An eight-cylinder Liebherr diesel engine in the undercarriage, which develops 505kW/677hp and torque of 3,160Nm provides the LTM 1650-8.1 with all the power it needs. The engine satisfies the new stage V emissions directive and can also be built to comply with the regulations that apply in countries outside of Europe, for example Tier 4f for the USA or stage III for low regulated countries.
The power is transferred to the crane axles using the innovative 12-speed ZF TraXon Torque gearbox. A torque converter enhances manoeuvring and starting. ECOdrive is a new feature, providing an additional eco mode that delivers enhanced drive properties, which both save fuel and reduce noise.

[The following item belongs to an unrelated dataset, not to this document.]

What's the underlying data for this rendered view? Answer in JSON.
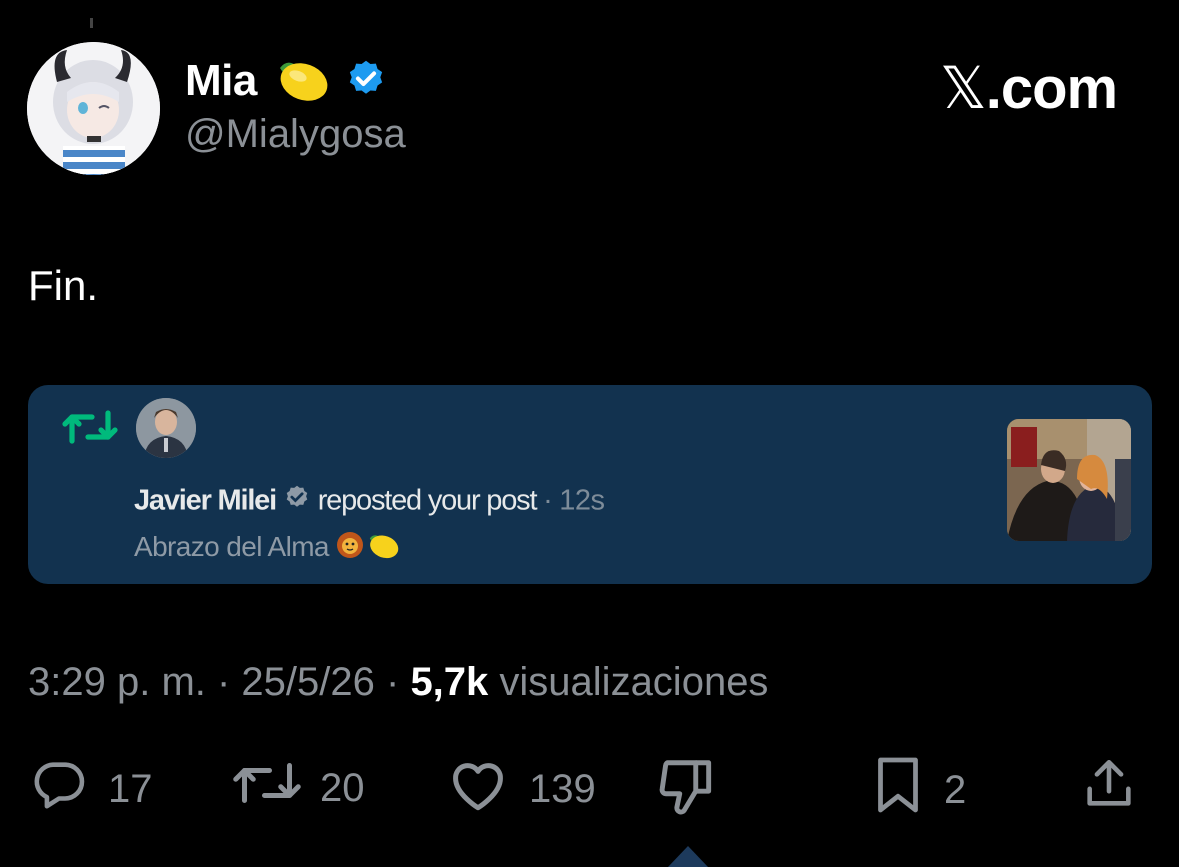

Meanwhile, Hillstart Aid makes starting on gradients easier. The intarder, a zero wear hydrodynamic brake integrated in the gearbox, acts as a retarder. In addition a Telma eddy current brake is standard.
The Liebherr single-engine concept has now proven itself in over 800 cranes and also features on the new LTM 1650-8.1. The superstructure is powered by a mechanical shaft. Gear shafts are routed from the distributor gear in the substructure via two mitre gears through the centre of the slewing ring to the pump distributor gear in the superstructure.
A mechanical shaft ensures a particularly high efficiency level and low engine speeds in the chassis engine provide sufficient power for crane work.
This ensures the economy of the new concept in terms of fuel consumption. The benefits of not having a separate superstructure engine include reduced maintenance work and lower weight. The lower weight can be used for loadbearing components, thus increasing the crane’s load capacity.
In ECOmode, the complete pump drive can be disconnected automatically when the engine is idling and then reconnected by the intelligent controller in a matter of seconds. Borger has been impressed with the performance of the Liebherr LTM 1650-8.1. “Everyone in the business has been impressed with the performance of the LTM 1650-8.1. We had high expectations from the beginning, but it has surpassed these expectations. Our crews think it is well ahead of its time with the new technology with many of its features and it is most definitely providing Borger Cranes with a significant competitive advantage.”
“It is not a difficult crane to mobilise and de-mobilise and it is not dissimilar to the LTM 1500-8.1 and the LTM 17509.1 in size, so we have allocated trailers which enable the crane to be sent to site in a timely manner.”
“The addition of the LTM 1650-8.1 has made a very positive contribution. It gives Borger Crane Hire and Rigging Services the additional capacity we needed within the heavy lift division, and it is providing customers with further confidence that we can always supply the right crane to solve whatever the challenges they might be facing,” said Borger.